Gwangju set to host largest-ever FINA world championships
GWANGJU,South Korea,July 12,2019 -- The 2019 FINA World Aquatics Championships will begin Friday,with an opening ceremony scheduled for 8:20 p.m. Gwangju,330 kilometers south of Seoul,is the third Asian host of the event,after Fukuoka of Japan in 2001 and China's Shanghai in 2011.
A diver trains at Nambu University Municipal Aquatics Center in Gwangju,in preparation for the FINA World Aquatics Championships.
Under the slogan "Dive into Peace," the competition in Gwangju will serve as a prelude to the 2020 Summer Olympics in Tokyo,with several Olympic berths at stake.
This year's competition will be the largest ever,with 2,639 athletes from 194 countries having signed up by the July 3 deadline. The previous event in Budapest two years ago had 2,303 athletes from 177 countries. In 2015 in Kazan,Russia,2,413 athletes from 184 countries competed.
Through July 28,these athletes will be vying for 76 gold medals in swimming,diving,water polo,artistic swimming,open water swimming and high diving.
With 82 athletes,host South Korea will have its largest world championships team. There will be 29 in swimming,26 in water polo,11 in artistic swimming,eight in diving and eight in open water swimming.
American sensation Caeleb Dressel will be one of the biggest international stars. He picked up seven gold medals in men's swimming at the last world championships in 2017 to equal Michael Phelps' mark for most titles at a single competition. Dressel will try to match that feat in Gwangju,and even the great Phelps never managed to win seven world titles in back-to-back world championships.
Another male swimming star,Sun Yang of China,will be chasing his fourth consecutive title in the men's 400m freestyle.

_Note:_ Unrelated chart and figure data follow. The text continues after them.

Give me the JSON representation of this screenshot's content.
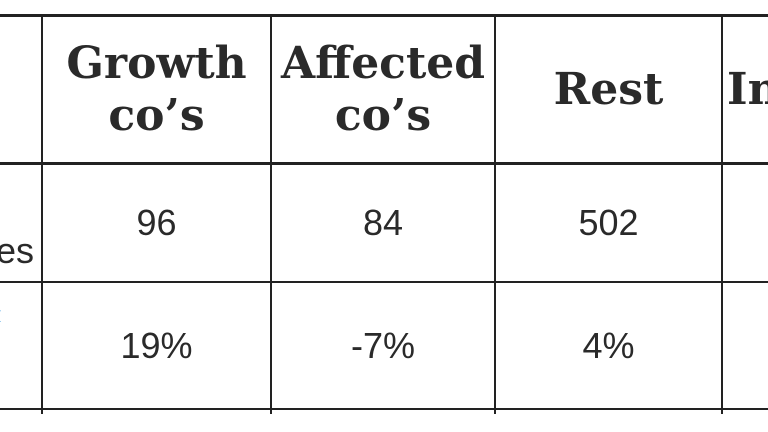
{
  "table": {
    "headers": [
      {
        "line1": "Growth",
        "line2": "co’s"
      },
      {
        "line1": "Affected",
        "line2": "co’s"
      },
      {
        "line1": "Rest",
        "line2": ""
      },
      {
        "line1": "In",
        "line2": ""
      }
    ],
    "rows": [
      {
        "label_fragment": "es",
        "values": [
          "96",
          "84",
          "502",
          ""
        ]
      },
      {
        "label_fragment": "",
        "values": [
          "19%",
          "-7%",
          "4%",
          ""
        ]
      }
    ]
  },
  "colors": {
    "text": "#2a2a2a",
    "lines": "#222222",
    "accent": "#4aa3e0"
  }
}
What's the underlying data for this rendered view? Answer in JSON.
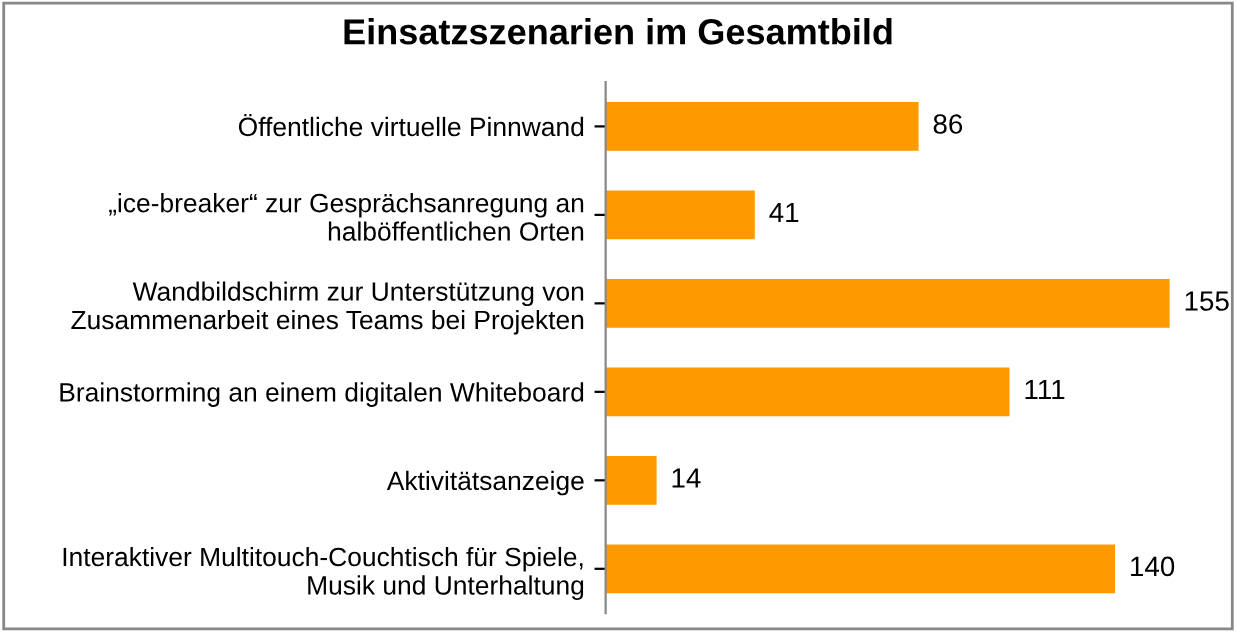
{
  "chart_data": {
    "type": "bar",
    "orientation": "horizontal",
    "title": "Einsatzszenarien im Gesamtbild",
    "categories": [
      "Öffentliche virtuelle Pinnwand",
      "„ice-breaker“ zur Gesprächsanregung an\nhalböffentlichen Orten",
      "Wandbildschirm zur Unterstützung von\nZusammenarbeit eines Teams bei Projekten",
      "Brainstorming an einem digitalen Whiteboard",
      "Aktivitätsanzeige",
      "Interaktiver Multitouch-Couchtisch für Spiele,\nMusik und Unterhaltung"
    ],
    "values": [
      86,
      41,
      155,
      111,
      14,
      140
    ],
    "color": "#ff9900",
    "data_labels": true,
    "grid": false,
    "legend": false
  }
}
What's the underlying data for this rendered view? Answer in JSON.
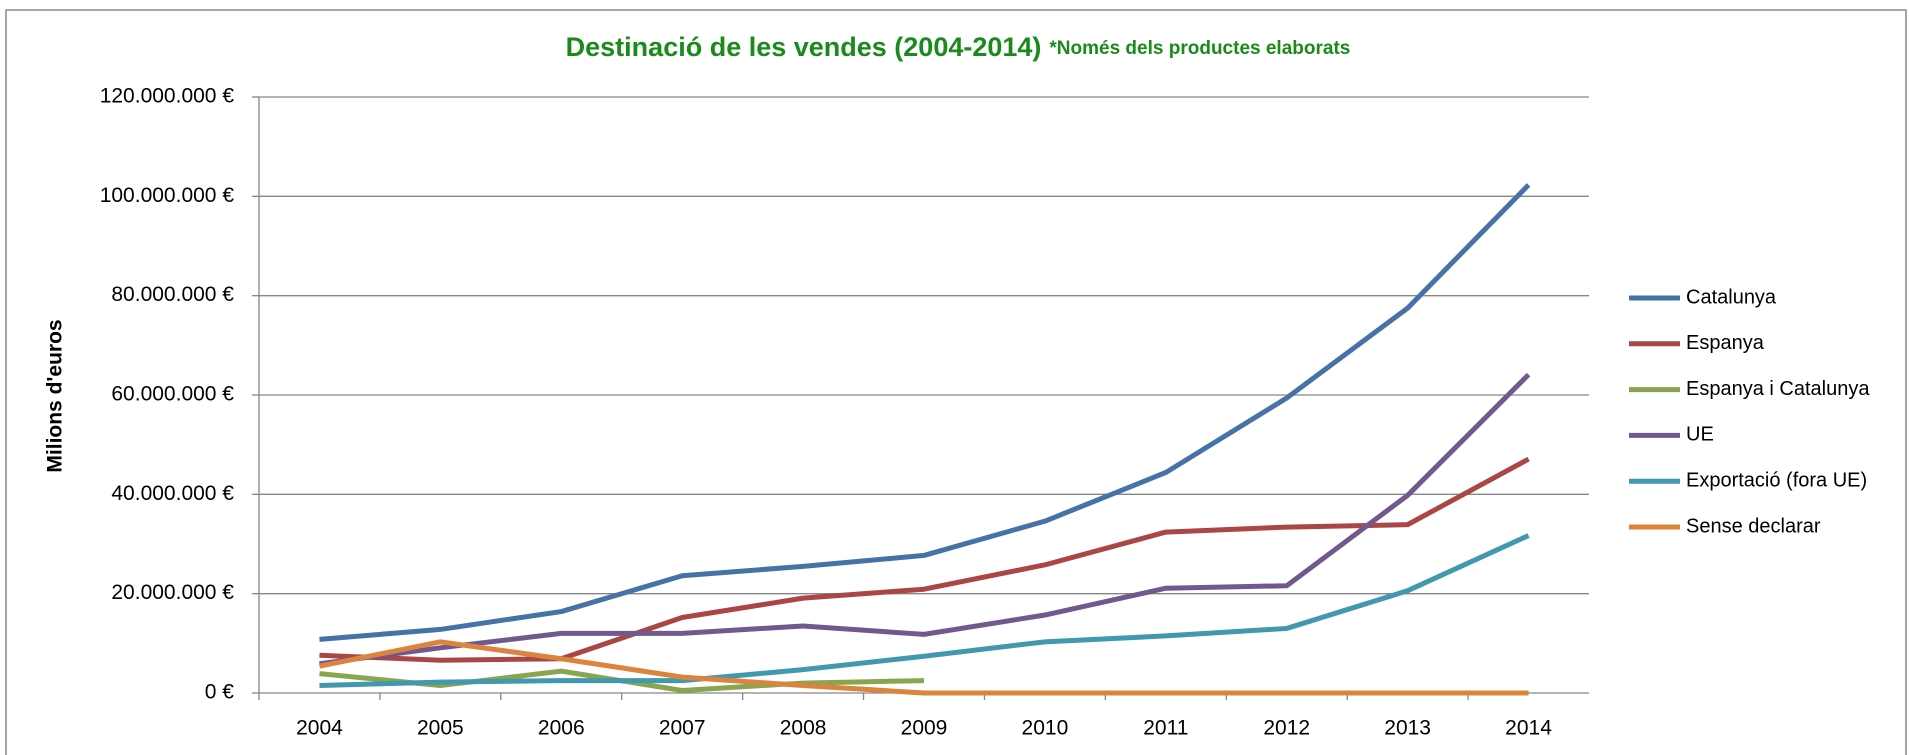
{
  "chart_data": {
    "type": "line",
    "title": "Destinació de les vendes (2004-2014)",
    "subtitle": "*Només dels productes elaborats",
    "ylabel": "Milions d'euros",
    "categories": [
      "2004",
      "2005",
      "2006",
      "2007",
      "2008",
      "2009",
      "2010",
      "2011",
      "2012",
      "2013",
      "2014"
    ],
    "series": [
      {
        "name": "Catalunya",
        "color": "#4572a7",
        "values": [
          10800000,
          12800000,
          16400000,
          23600000,
          25500000,
          27700000,
          34600000,
          44400000,
          59400000,
          77500000,
          102300000
        ]
      },
      {
        "name": "Espanya",
        "color": "#aa4643",
        "values": [
          7600000,
          6600000,
          6900000,
          15200000,
          19100000,
          20900000,
          25800000,
          32400000,
          33400000,
          33900000,
          47100000
        ]
      },
      {
        "name": "Espanya i Catalunya",
        "color": "#89a54e",
        "values": [
          3900000,
          1500000,
          4400000,
          500000,
          2000000,
          2500000,
          null,
          null,
          null,
          null,
          null
        ]
      },
      {
        "name": "UE",
        "color": "#71588f",
        "values": [
          5900000,
          9100000,
          12000000,
          12000000,
          13500000,
          11800000,
          15700000,
          21100000,
          21600000,
          39800000,
          64100000
        ]
      },
      {
        "name": "Exportació (fora UE)",
        "color": "#4198af",
        "values": [
          1500000,
          2200000,
          2500000,
          2500000,
          4700000,
          7400000,
          10300000,
          11500000,
          13000000,
          20600000,
          31700000
        ]
      },
      {
        "name": "Sense declarar",
        "color": "#db843d",
        "values": [
          5400000,
          10300000,
          6900000,
          3200000,
          1500000,
          0,
          0,
          0,
          0,
          0,
          0
        ]
      }
    ],
    "ylim": [
      0,
      120000000
    ],
    "yticks": [
      {
        "value": 0,
        "label": "0 €"
      },
      {
        "value": 20000000,
        "label": "20.000.000 €"
      },
      {
        "value": 40000000,
        "label": "40.000.000 €"
      },
      {
        "value": 60000000,
        "label": "60.000.000 €"
      },
      {
        "value": 80000000,
        "label": "80.000.000 €"
      },
      {
        "value": 100000000,
        "label": "100.000.000 €"
      },
      {
        "value": 120000000,
        "label": "120.000.000 €"
      }
    ],
    "grid": true,
    "legend": "right",
    "title_color": "#1a8a1a"
  }
}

On the women's side,American Katie Ledecky will try to rewrite the record books in Gwangju. From 2013 to 2017,Ledecky won three gold medals -- in 400m,800m and 1,500m freestyle -- in three consecutive world championships. She owns the world records in all three events and will try to sweep those three distances at an unprecedented fourth straight worlds.
Ledecky already owns the record for most world titles by a female swimmer,with 14.
Sarah Sjostrom of Sweden,who has been competing at world championships since 2009,will look to add to her tally of seven gold,four silver and one bronze. Three of those gold medals came in 2017.